Re: Draft Text on First Parties and Third Parties (ACTION-34, ISSUE-10, ISSUE-26, ISSUE-88)

Understood. I took my own notes, and we'll work from the minutes. If others would like to write up their proposed changes, that would be most helpful,

Jonathan

On Jan 4, 2012, at 3:46 PM, David Singer <singer@apple.com> wrote:

> To be clear, I only provide the edits I personally suggested;  I think all of us were asked to be precise about what we were suggesting, and I didn't do anyone else's suggestions.
> 
> On Jan 4, 2012, at 15:42 , Jonathan Robert Mayer wrote:
> 
>> Thanks for taking notes. Tom and I will revise the text to incorporate what we heard on today's call. Much of the focus was on the edge cases of mashups and inadvertantly embedded content - which strongly suggests to me that we're very close to consensus.
>> 
>> The two outstanding high-level concerns that I recall are:
>> 
>> 1) Are the standards we provide workable in practice? I believe close calls will be very rare, and only companies gaming the margin would have to consider surveying users. Heather was less sure. Heather, could you suggest a few common use cases that lead to a difficult analysis under the draft's standards?
>> 
>> 2) Shane suggested (and a few supported) moving to a user-is-able-to-discover-information standard for what's a party and what's a first or third party.
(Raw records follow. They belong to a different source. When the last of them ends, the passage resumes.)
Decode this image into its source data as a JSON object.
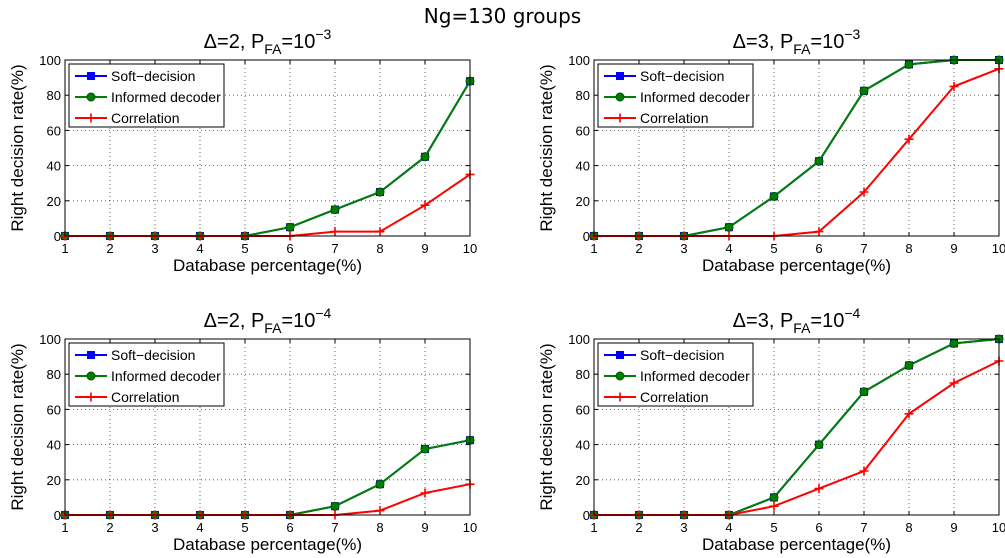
{
  "suptitle": "Ng=130 groups",
  "chart_data": [
    {
      "type": "line",
      "title": {
        "lead": "Δ=2, P",
        "sub": "FA",
        "mid": "=10",
        "sup": "−3"
      },
      "xlabel": "Database percentage(%)",
      "ylabel": "Right decision rate(%)",
      "x": [
        1,
        2,
        3,
        4,
        5,
        6,
        7,
        8,
        9,
        10
      ],
      "xlim": [
        1,
        10
      ],
      "ylim": [
        0,
        100
      ],
      "xticks": [
        1,
        2,
        3,
        4,
        5,
        6,
        7,
        8,
        9,
        10
      ],
      "yticks": [
        0,
        20,
        40,
        60,
        80,
        100
      ],
      "grid": true,
      "legend": "top-left",
      "series": [
        {
          "name": "Soft−decision",
          "color": "#0000ff",
          "marker": "square",
          "values": [
            0,
            0,
            0,
            0,
            0,
            5,
            15,
            25,
            45,
            88
          ]
        },
        {
          "name": "Informed decoder",
          "color": "#008000",
          "marker": "circle",
          "values": [
            0,
            0,
            0,
            0,
            0,
            5,
            15,
            25,
            45,
            88
          ]
        },
        {
          "name": "Correlation",
          "color": "#ff0000",
          "marker": "plus",
          "values": [
            0,
            0,
            0,
            0,
            0,
            0,
            2.5,
            2.5,
            17.5,
            35
          ]
        }
      ]
    },
    {
      "type": "line",
      "title": {
        "lead": "Δ=3, P",
        "sub": "FA",
        "mid": "=10",
        "sup": "−3"
      },
      "xlabel": "Database percentage(%)",
      "ylabel": "Right decision rate(%)",
      "x": [
        1,
        2,
        3,
        4,
        5,
        6,
        7,
        8,
        9,
        10
      ],
      "xlim": [
        1,
        10
      ],
      "ylim": [
        0,
        100
      ],
      "xticks": [
        1,
        2,
        3,
        4,
        5,
        6,
        7,
        8,
        9,
        10
      ],
      "yticks": [
        0,
        20,
        40,
        60,
        80,
        100
      ],
      "grid": true,
      "legend": "top-left",
      "series": [
        {
          "name": "Soft−decision",
          "color": "#0000ff",
          "marker": "square",
          "values": [
            0,
            0,
            0,
            5,
            22.5,
            42.5,
            82.5,
            97.5,
            100,
            100
          ]
        },
        {
          "name": "Informed decoder",
          "color": "#008000",
          "marker": "circle",
          "values": [
            0,
            0,
            0,
            5,
            22.5,
            42.5,
            82.5,
            97.5,
            100,
            100
          ]
        },
        {
          "name": "Correlation",
          "color": "#ff0000",
          "marker": "plus",
          "values": [
            0,
            0,
            0,
            0,
            0,
            2.5,
            25,
            55,
            85,
            95
          ]
        }
      ]
    },
    {
      "type": "line",
      "title": {
        "lead": "Δ=2, P",
        "sub": "FA",
        "mid": "=10",
        "sup": "−4"
      },
      "xlabel": "Database percentage(%)",
      "ylabel": "Right decision rate(%)",
      "x": [
        1,
        2,
        3,
        4,
        5,
        6,
        7,
        8,
        9,
        10
      ],
      "xlim": [
        1,
        10
      ],
      "ylim": [
        0,
        100
      ],
      "xticks": [
        1,
        2,
        3,
        4,
        5,
        6,
        7,
        8,
        9,
        10
      ],
      "yticks": [
        0,
        20,
        40,
        60,
        80,
        100
      ],
      "grid": true,
      "legend": "top-left",
      "series": [
        {
          "name": "Soft−decision",
          "color": "#0000ff",
          "marker": "square",
          "values": [
            0,
            0,
            0,
            0,
            0,
            0,
            5,
            17.5,
            37.5,
            42.5
          ]
        },
        {
          "name": "Informed decoder",
          "color": "#008000",
          "marker": "circle",
          "values": [
            0,
            0,
            0,
            0,
            0,
            0,
            5,
            17.5,
            37.5,
            42.5
          ]
        },
        {
          "name": "Correlation",
          "color": "#ff0000",
          "marker": "plus",
          "values": [
            0,
            0,
            0,
            0,
            0,
            0,
            0,
            2.5,
            12.5,
            17.5
          ]
        }
      ]
    },
    {
      "type": "line",
      "title": {
        "lead": "Δ=3, P",
        "sub": "FA",
        "mid": "=10",
        "sup": "−4"
      },
      "xlabel": "Database percentage(%)",
      "ylabel": "Right decision rate(%)",
      "x": [
        1,
        2,
        3,
        4,
        5,
        6,
        7,
        8,
        9,
        10
      ],
      "xlim": [
        1,
        10
      ],
      "ylim": [
        0,
        100
      ],
      "xticks": [
        1,
        2,
        3,
        4,
        5,
        6,
        7,
        8,
        9,
        10
      ],
      "yticks": [
        0,
        20,
        40,
        60,
        80,
        100
      ],
      "grid": true,
      "legend": "top-left",
      "series": [
        {
          "name": "Soft−decision",
          "color": "#0000ff",
          "marker": "square",
          "values": [
            0,
            0,
            0,
            0,
            10,
            40,
            70,
            85,
            97.5,
            100
          ]
        },
        {
          "name": "Informed decoder",
          "color": "#008000",
          "marker": "circle",
          "values": [
            0,
            0,
            0,
            0,
            10,
            40,
            70,
            85,
            97.5,
            100
          ]
        },
        {
          "name": "Correlation",
          "color": "#ff0000",
          "marker": "plus",
          "values": [
            0,
            0,
            0,
            0,
            5,
            15,
            25,
            57.5,
            75,
            87.5
          ]
        }
      ]
    }
  ]
}
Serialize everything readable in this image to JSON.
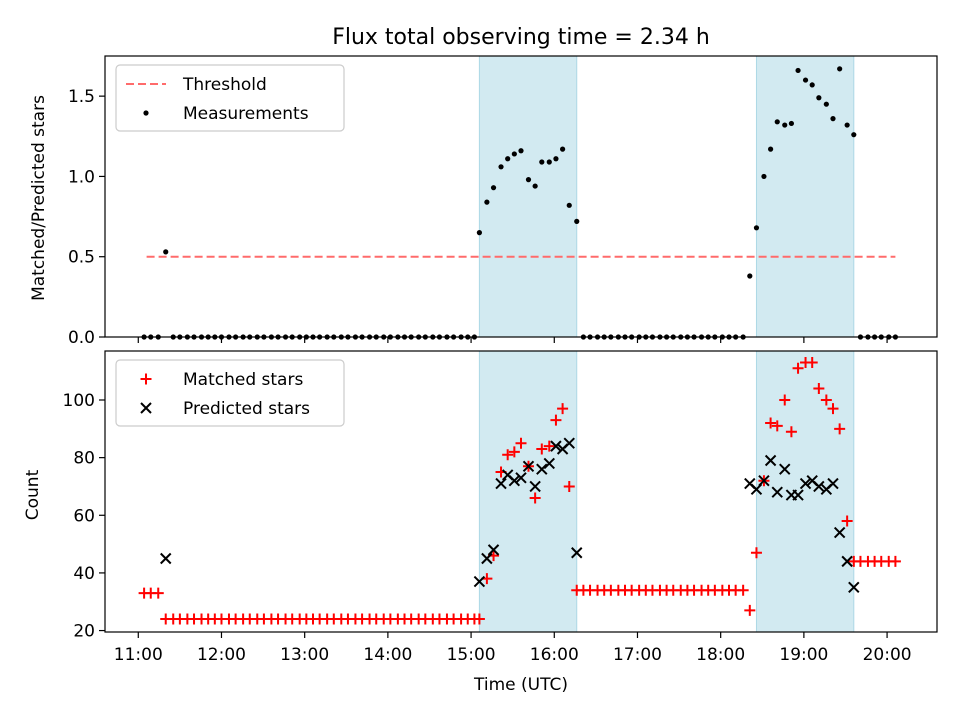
{
  "title": "Flux total observing time = 2.34 h",
  "colors": {
    "threshold": "#ff6b6b",
    "measurement": "#000000",
    "matched": "#ff0000",
    "predicted": "#000000",
    "shade": "#add8e6"
  },
  "chart_data": [
    {
      "type": "scatter",
      "ylabel": "Matched/Predicted stars",
      "ylim": [
        0,
        1.75
      ],
      "xlim": [
        10.6,
        20.6
      ],
      "yticks": [
        0.0,
        0.5,
        1.0,
        1.5
      ],
      "ytick_labels": [
        "0.0",
        "0.5",
        "1.0",
        "1.5"
      ],
      "legend_position": "upper-left",
      "threshold": {
        "name": "Threshold",
        "value": 0.5,
        "x_range": [
          11.1,
          20.1
        ]
      },
      "shaded_spans": [
        [
          15.1,
          16.27
        ],
        [
          18.43,
          19.6
        ]
      ],
      "series": [
        {
          "name": "Measurements",
          "points": [
            [
              11.07,
              0
            ],
            [
              11.15,
              0
            ],
            [
              11.24,
              0
            ],
            [
              11.33,
              0.53
            ],
            [
              11.42,
              0
            ],
            [
              11.5,
              0
            ],
            [
              11.59,
              0
            ],
            [
              11.67,
              0
            ],
            [
              11.76,
              0
            ],
            [
              11.84,
              0
            ],
            [
              11.92,
              0
            ],
            [
              12.0,
              0
            ],
            [
              12.09,
              0
            ],
            [
              12.17,
              0
            ],
            [
              12.26,
              0
            ],
            [
              12.34,
              0
            ],
            [
              12.43,
              0
            ],
            [
              12.51,
              0
            ],
            [
              12.6,
              0
            ],
            [
              12.68,
              0
            ],
            [
              12.77,
              0
            ],
            [
              12.85,
              0
            ],
            [
              12.94,
              0
            ],
            [
              13.02,
              0
            ],
            [
              13.1,
              0
            ],
            [
              13.18,
              0
            ],
            [
              13.27,
              0
            ],
            [
              13.35,
              0
            ],
            [
              13.44,
              0
            ],
            [
              13.52,
              0
            ],
            [
              13.61,
              0
            ],
            [
              13.69,
              0
            ],
            [
              13.78,
              0
            ],
            [
              13.86,
              0
            ],
            [
              13.95,
              0
            ],
            [
              14.03,
              0
            ],
            [
              14.12,
              0
            ],
            [
              14.2,
              0
            ],
            [
              14.28,
              0
            ],
            [
              14.37,
              0
            ],
            [
              14.45,
              0
            ],
            [
              14.54,
              0
            ],
            [
              14.62,
              0
            ],
            [
              14.71,
              0
            ],
            [
              14.79,
              0
            ],
            [
              14.88,
              0
            ],
            [
              14.96,
              0
            ],
            [
              15.04,
              0
            ],
            [
              15.1,
              0.65
            ],
            [
              15.19,
              0.84
            ],
            [
              15.27,
              0.93
            ],
            [
              15.36,
              1.06
            ],
            [
              15.44,
              1.11
            ],
            [
              15.52,
              1.14
            ],
            [
              15.6,
              1.16
            ],
            [
              15.69,
              0.98
            ],
            [
              15.77,
              0.94
            ],
            [
              15.85,
              1.09
            ],
            [
              15.94,
              1.09
            ],
            [
              16.02,
              1.11
            ],
            [
              16.1,
              1.17
            ],
            [
              16.18,
              0.82
            ],
            [
              16.27,
              0.72
            ],
            [
              16.35,
              0
            ],
            [
              16.43,
              0
            ],
            [
              16.52,
              0
            ],
            [
              16.6,
              0
            ],
            [
              16.68,
              0
            ],
            [
              16.77,
              0
            ],
            [
              16.85,
              0
            ],
            [
              16.93,
              0
            ],
            [
              17.02,
              0
            ],
            [
              17.1,
              0
            ],
            [
              17.18,
              0
            ],
            [
              17.27,
              0
            ],
            [
              17.35,
              0
            ],
            [
              17.43,
              0
            ],
            [
              17.52,
              0
            ],
            [
              17.6,
              0
            ],
            [
              17.68,
              0
            ],
            [
              17.77,
              0
            ],
            [
              17.85,
              0
            ],
            [
              17.93,
              0
            ],
            [
              18.02,
              0
            ],
            [
              18.1,
              0
            ],
            [
              18.18,
              0
            ],
            [
              18.27,
              0
            ],
            [
              18.35,
              0.38
            ],
            [
              18.43,
              0.68
            ],
            [
              18.52,
              1.0
            ],
            [
              18.6,
              1.17
            ],
            [
              18.68,
              1.34
            ],
            [
              18.77,
              1.32
            ],
            [
              18.85,
              1.33
            ],
            [
              18.93,
              1.66
            ],
            [
              19.02,
              1.6
            ],
            [
              19.1,
              1.57
            ],
            [
              19.18,
              1.49
            ],
            [
              19.27,
              1.45
            ],
            [
              19.35,
              1.36
            ],
            [
              19.43,
              1.67
            ],
            [
              19.52,
              1.32
            ],
            [
              19.6,
              1.26
            ],
            [
              19.68,
              0
            ],
            [
              19.77,
              0
            ],
            [
              19.85,
              0
            ],
            [
              19.93,
              0
            ],
            [
              20.02,
              0
            ],
            [
              20.1,
              0
            ]
          ]
        }
      ]
    },
    {
      "type": "scatter",
      "xlabel": "Time (UTC)",
      "ylabel": "Count",
      "ylim": [
        19.5,
        117
      ],
      "xlim": [
        10.6,
        20.6
      ],
      "yticks": [
        20,
        40,
        60,
        80,
        100
      ],
      "ytick_labels": [
        "20",
        "40",
        "60",
        "80",
        "100"
      ],
      "xticks": [
        11,
        12,
        13,
        14,
        15,
        16,
        17,
        18,
        19,
        20
      ],
      "xtick_labels": [
        "11:00",
        "12:00",
        "13:00",
        "14:00",
        "15:00",
        "16:00",
        "17:00",
        "18:00",
        "19:00",
        "20:00"
      ],
      "legend_position": "upper-left",
      "shaded_spans": [
        [
          15.1,
          16.27
        ],
        [
          18.43,
          19.6
        ]
      ],
      "series": [
        {
          "name": "Matched stars",
          "marker": "plus",
          "points": [
            [
              11.07,
              33
            ],
            [
              11.15,
              33
            ],
            [
              11.24,
              33
            ],
            [
              11.33,
              24
            ],
            [
              11.42,
              24
            ],
            [
              11.5,
              24
            ],
            [
              11.59,
              24
            ],
            [
              11.67,
              24
            ],
            [
              11.76,
              24
            ],
            [
              11.84,
              24
            ],
            [
              11.92,
              24
            ],
            [
              12.0,
              24
            ],
            [
              12.09,
              24
            ],
            [
              12.17,
              24
            ],
            [
              12.26,
              24
            ],
            [
              12.34,
              24
            ],
            [
              12.43,
              24
            ],
            [
              12.51,
              24
            ],
            [
              12.6,
              24
            ],
            [
              12.68,
              24
            ],
            [
              12.77,
              24
            ],
            [
              12.85,
              24
            ],
            [
              12.94,
              24
            ],
            [
              13.02,
              24
            ],
            [
              13.1,
              24
            ],
            [
              13.18,
              24
            ],
            [
              13.27,
              24
            ],
            [
              13.35,
              24
            ],
            [
              13.44,
              24
            ],
            [
              13.52,
              24
            ],
            [
              13.61,
              24
            ],
            [
              13.69,
              24
            ],
            [
              13.78,
              24
            ],
            [
              13.86,
              24
            ],
            [
              13.95,
              24
            ],
            [
              14.03,
              24
            ],
            [
              14.12,
              24
            ],
            [
              14.2,
              24
            ],
            [
              14.28,
              24
            ],
            [
              14.37,
              24
            ],
            [
              14.45,
              24
            ],
            [
              14.54,
              24
            ],
            [
              14.62,
              24
            ],
            [
              14.71,
              24
            ],
            [
              14.79,
              24
            ],
            [
              14.88,
              24
            ],
            [
              14.96,
              24
            ],
            [
              15.04,
              24
            ],
            [
              15.1,
              24
            ],
            [
              15.19,
              38
            ],
            [
              15.27,
              46
            ],
            [
              15.36,
              75
            ],
            [
              15.44,
              81
            ],
            [
              15.52,
              82
            ],
            [
              15.6,
              85
            ],
            [
              15.69,
              77
            ],
            [
              15.77,
              66
            ],
            [
              15.85,
              83
            ],
            [
              15.94,
              84
            ],
            [
              16.02,
              93
            ],
            [
              16.1,
              97
            ],
            [
              16.18,
              70
            ],
            [
              16.27,
              34
            ],
            [
              16.35,
              34
            ],
            [
              16.43,
              34
            ],
            [
              16.52,
              34
            ],
            [
              16.6,
              34
            ],
            [
              16.68,
              34
            ],
            [
              16.77,
              34
            ],
            [
              16.85,
              34
            ],
            [
              16.93,
              34
            ],
            [
              17.02,
              34
            ],
            [
              17.1,
              34
            ],
            [
              17.18,
              34
            ],
            [
              17.27,
              34
            ],
            [
              17.35,
              34
            ],
            [
              17.43,
              34
            ],
            [
              17.52,
              34
            ],
            [
              17.6,
              34
            ],
            [
              17.68,
              34
            ],
            [
              17.77,
              34
            ],
            [
              17.85,
              34
            ],
            [
              17.93,
              34
            ],
            [
              18.02,
              34
            ],
            [
              18.1,
              34
            ],
            [
              18.18,
              34
            ],
            [
              18.27,
              34
            ],
            [
              18.35,
              27
            ],
            [
              18.43,
              47
            ],
            [
              18.52,
              72
            ],
            [
              18.6,
              92
            ],
            [
              18.68,
              91
            ],
            [
              18.77,
              100
            ],
            [
              18.85,
              89
            ],
            [
              18.93,
              111
            ],
            [
              19.02,
              113
            ],
            [
              19.1,
              113
            ],
            [
              19.18,
              104
            ],
            [
              19.27,
              100
            ],
            [
              19.35,
              97
            ],
            [
              19.43,
              90
            ],
            [
              19.52,
              58
            ],
            [
              19.6,
              44
            ],
            [
              19.68,
              44
            ],
            [
              19.77,
              44
            ],
            [
              19.85,
              44
            ],
            [
              19.93,
              44
            ],
            [
              20.02,
              44
            ],
            [
              20.1,
              44
            ]
          ]
        },
        {
          "name": "Predicted stars",
          "marker": "x",
          "points": [
            [
              11.33,
              45
            ],
            [
              15.1,
              37
            ],
            [
              15.19,
              45
            ],
            [
              15.27,
              48
            ],
            [
              15.36,
              71
            ],
            [
              15.44,
              74
            ],
            [
              15.52,
              72
            ],
            [
              15.6,
              73
            ],
            [
              15.69,
              77
            ],
            [
              15.77,
              70
            ],
            [
              15.85,
              76
            ],
            [
              15.94,
              78
            ],
            [
              16.02,
              84
            ],
            [
              16.1,
              83
            ],
            [
              16.18,
              85
            ],
            [
              16.27,
              47
            ],
            [
              18.35,
              71
            ],
            [
              18.43,
              69
            ],
            [
              18.52,
              72
            ],
            [
              18.6,
              79
            ],
            [
              18.68,
              68
            ],
            [
              18.77,
              76
            ],
            [
              18.85,
              67
            ],
            [
              18.93,
              67
            ],
            [
              19.02,
              71
            ],
            [
              19.1,
              72
            ],
            [
              19.18,
              70
            ],
            [
              19.27,
              69
            ],
            [
              19.35,
              71
            ],
            [
              19.43,
              54
            ],
            [
              19.52,
              44
            ],
            [
              19.6,
              35
            ]
          ]
        }
      ]
    }
  ]
}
Shane, could you briefly sketch what this standard might look like and give a few examples where it would work a different result from our user expectations standard?
>> 
>> Jonathan
>> 
>> On Jan 4, 2012, at 1:27 PM, David Singer <singer@apple.com> wrote:
>> 
>>> Here are my comments/suggestions, after this morning's call.
>>> 
>>> 1) section 2.1.  Make clear that the user is a party, or specifically say that the definition defines parties that may be 1st or 3rd.
>>>   also raise an issue for a clear definition of what falls into the 2nd party?? (e.g. software or other agents acting on the user's behalf??)
>>> 
>>> 2) section 2.1.  Consider adding the condition that two separate legal entities cannot be considered a single party (in our context).
>>> 
>>> 3) section 2.1.  Add an issue that we may want to strengthen the definition to the point where it is testable.
>>> 
>>> 4) section 4.1.  Make the definitions of what is a 1st party a list of conditions, all of which apply.
>>> 
>>> 5) section 4.1.  Add to the list of conditions:
>>>   a) the user must be directly aware of the existence and identity of a separate entity, prior to their interaction.
>>>   b) the user's makes an independent choice to communicate/interact with the entity.
>>> 
>>> Counter-examples to (a) are a weather or other widget with no obvious branding or other evidence to show it came from another organization or entity; the user is not aware of a separate identity behind it.
>>> Counter-examples to (b) are where sites are mash-ups of unpredictable sources; the user, by visiting the mash-up, chose only the mashing site as the first party; until the user interacts further, the mashed sites are third parties (and rule (a) applies as well - the user must be aware that they are mashed in, and not sourced by the mashing site).
>>> 
>>> 
>>> 
>>> 
>>> On Dec 22, 2011, at 15:25 , Jonathan Mayer wrote:
>>> 
>>>> Tom and I have worked for several weeks on a comprehensive draft of the sections delineating first parties and third parties.  We attempted to reflect the approaching-consensus discussion at Santa Clara and on the email list.  Our draft includes both operative standards language and non-normative explanation and examples.  The text is formatted with the W3C template to better resemble how it would appear in the final document; please note that this is not an Editor's Draft (as the template might suggest).
>>>> 
>>>> Jonathan
>>>> 
>>>> <parties-draft-jm-tl.html>
>>>> 
>>> 
>>> David Singer
>>> Multimedia and Software Standards, Apple Inc.
>>> 
>> 
> 
> David Singer
> Multimedia and Software Standards, Apple Inc.